The all-American breakfast is not a natural cultural artifact — it is a constructed one, shaped by marketing, wartime policy, corporate lobbying, and shifting gender norms. This publication traces those origins, arguing that what we eat in the morning has never been simply about nutrition.
From the cereal industry's 20th-century health campaigns to egg boards and wartime rationing, the history of breakfast is a history of power: over bodies, over time, and over what counts as productive.
The research traced how breakfast marketing campaigns intersected with some of the most significant cultural forces of the 20th century — not as background noise, but as active shapers of public belief and behavior.

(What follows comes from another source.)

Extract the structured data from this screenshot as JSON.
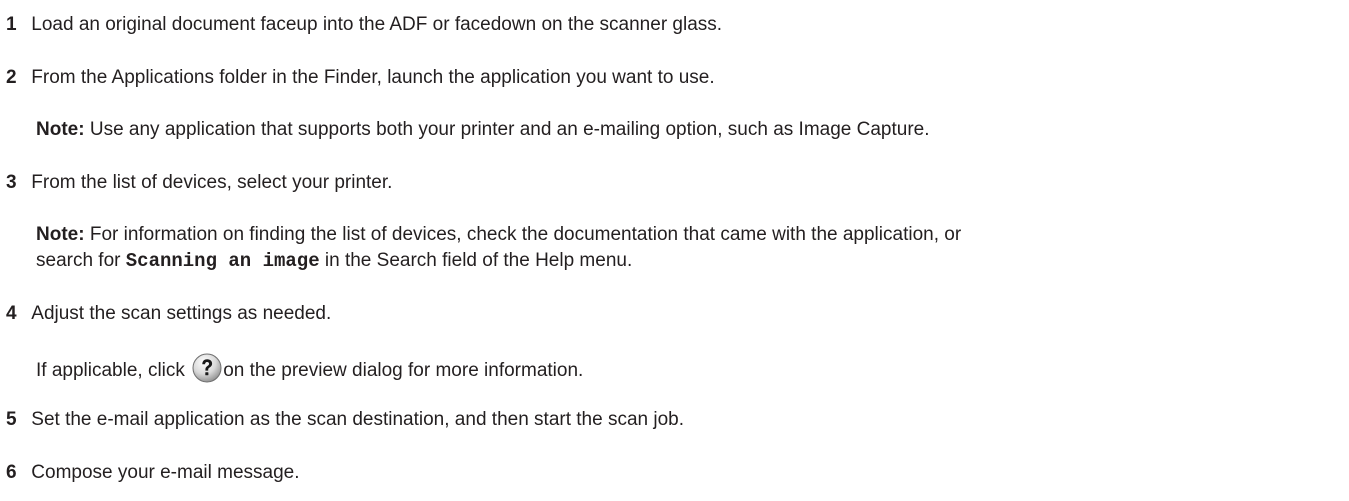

Cereal and diet product marketing linked morning meals to body ideals, making breakfast a site of self-improvement and discipline.

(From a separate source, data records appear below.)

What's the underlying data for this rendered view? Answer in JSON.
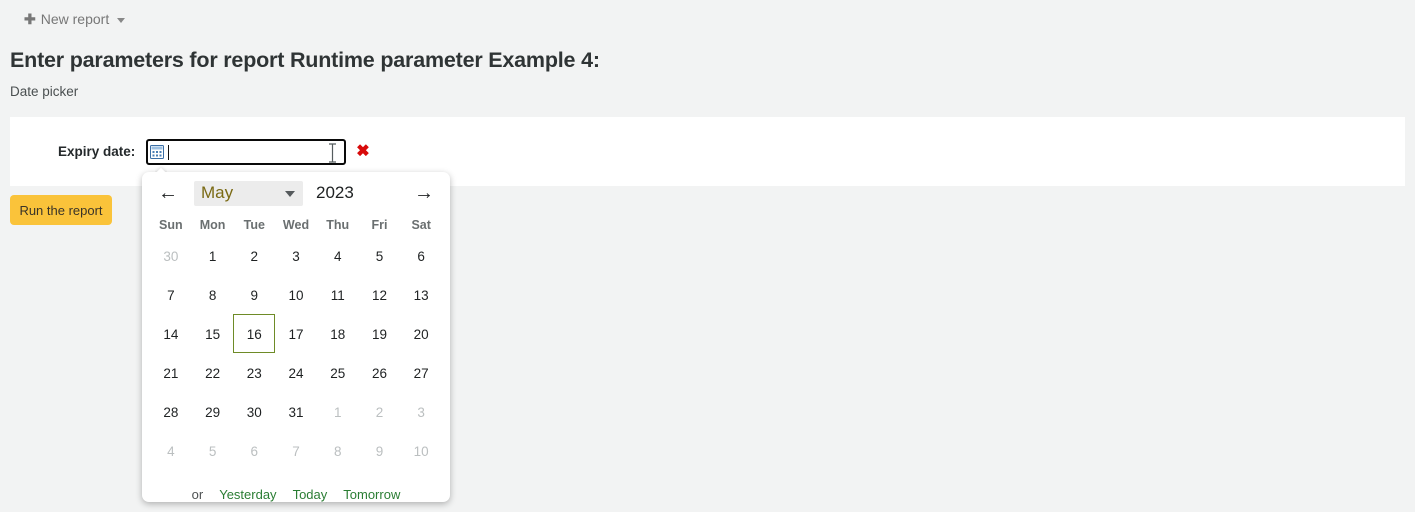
{
  "topnav": {
    "plus_glyph": "✚",
    "new_report_label": "New report"
  },
  "header": {
    "title": "Enter parameters for report Runtime parameter Example 4:",
    "subtitle": "Date picker"
  },
  "form": {
    "label": "Expiry date:",
    "input_value": "",
    "input_placeholder": "",
    "calendar_icon": "calendar-icon",
    "clear_glyph": "✖",
    "run_button_label": "Run the report"
  },
  "datepicker": {
    "prev_glyph": "←",
    "next_glyph": "→",
    "month": "May",
    "year": "2023",
    "weekdays": [
      "Sun",
      "Mon",
      "Tue",
      "Wed",
      "Thu",
      "Fri",
      "Sat"
    ],
    "weeks": [
      [
        {
          "d": "30",
          "other": true,
          "selected": false
        },
        {
          "d": "1",
          "other": false,
          "selected": false
        },
        {
          "d": "2",
          "other": false,
          "selected": false
        },
        {
          "d": "3",
          "other": false,
          "selected": false
        },
        {
          "d": "4",
          "other": false,
          "selected": false
        },
        {
          "d": "5",
          "other": false,
          "selected": false
        },
        {
          "d": "6",
          "other": false,
          "selected": false
        }
      ],
      [
        {
          "d": "7",
          "other": false,
          "selected": false
        },
        {
          "d": "8",
          "other": false,
          "selected": false
        },
        {
          "d": "9",
          "other": false,
          "selected": false
        },
        {
          "d": "10",
          "other": false,
          "selected": false
        },
        {
          "d": "11",
          "other": false,
          "selected": false
        },
        {
          "d": "12",
          "other": false,
          "selected": false
        },
        {
          "d": "13",
          "other": false,
          "selected": false
        }
      ],
      [
        {
          "d": "14",
          "other": false,
          "selected": false
        },
        {
          "d": "15",
          "other": false,
          "selected": false
        },
        {
          "d": "16",
          "other": false,
          "selected": true
        },
        {
          "d": "17",
          "other": false,
          "selected": false
        },
        {
          "d": "18",
          "other": false,
          "selected": false
        },
        {
          "d": "19",
          "other": false,
          "selected": false
        },
        {
          "d": "20",
          "other": false,
          "selected": false
        }
      ],
      [
        {
          "d": "21",
          "other": false,
          "selected": false
        },
        {
          "d": "22",
          "other": false,
          "selected": false
        },
        {
          "d": "23",
          "other": false,
          "selected": false
        },
        {
          "d": "24",
          "other": false,
          "selected": false
        },
        {
          "d": "25",
          "other": false,
          "selected": false
        },
        {
          "d": "26",
          "other": false,
          "selected": false
        },
        {
          "d": "27",
          "other": false,
          "selected": false
        }
      ],
      [
        {
          "d": "28",
          "other": false,
          "selected": false
        },
        {
          "d": "29",
          "other": false,
          "selected": false
        },
        {
          "d": "30",
          "other": false,
          "selected": false
        },
        {
          "d": "31",
          "other": false,
          "selected": false
        },
        {
          "d": "1",
          "other": true,
          "selected": false
        },
        {
          "d": "2",
          "other": true,
          "selected": false
        },
        {
          "d": "3",
          "other": true,
          "selected": false
        }
      ],
      [
        {
          "d": "4",
          "other": true,
          "selected": false
        },
        {
          "d": "5",
          "other": true,
          "selected": false
        },
        {
          "d": "6",
          "other": true,
          "selected": false
        },
        {
          "d": "7",
          "other": true,
          "selected": false
        },
        {
          "d": "8",
          "other": true,
          "selected": false
        },
        {
          "d": "9",
          "other": true,
          "selected": false
        },
        {
          "d": "10",
          "other": true,
          "selected": false
        }
      ]
    ],
    "footer": {
      "or_label": "or",
      "yesterday_label": "Yesterday",
      "today_label": "Today",
      "tomorrow_label": "Tomorrow"
    }
  },
  "colors": {
    "page_background": "#f2f3f3",
    "accent_button": "#fac33a",
    "quick_link": "#2a7d33",
    "selected_day_border": "#6e8b27",
    "clear_icon": "#d80b0b",
    "month_text": "#7a6a14"
  }
}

Wartime rationing and nutritional policy reshaped what a "patriotic" breakfast looked like, with lasting effects on American eating habits.
Breakfast advertising placed women as preparers and men as consumers, reinforcing domestic labor norms through food.
The "most important meal" framing tied eating to performance and output — making breakfast a moral obligation rather than a personal choice.
The publication was produced as part of a series. The collaborative format — cover design, layout, illustration, and writing developed as distinct roles — mirrors the kind of coordinated production that shapes the very media histories the book examines.
Illustration by Lydia Ko. Cover by Walker Spalek & Kartik Kumra.
Politics of Breakfast demonstrates how contemporary theories in design can reframe everyday objects and rituals as political artifacts. The breakfast table becomes a site of analysis rather than comfort — a place where ideology is consumed alongside food, invisibly, every morning.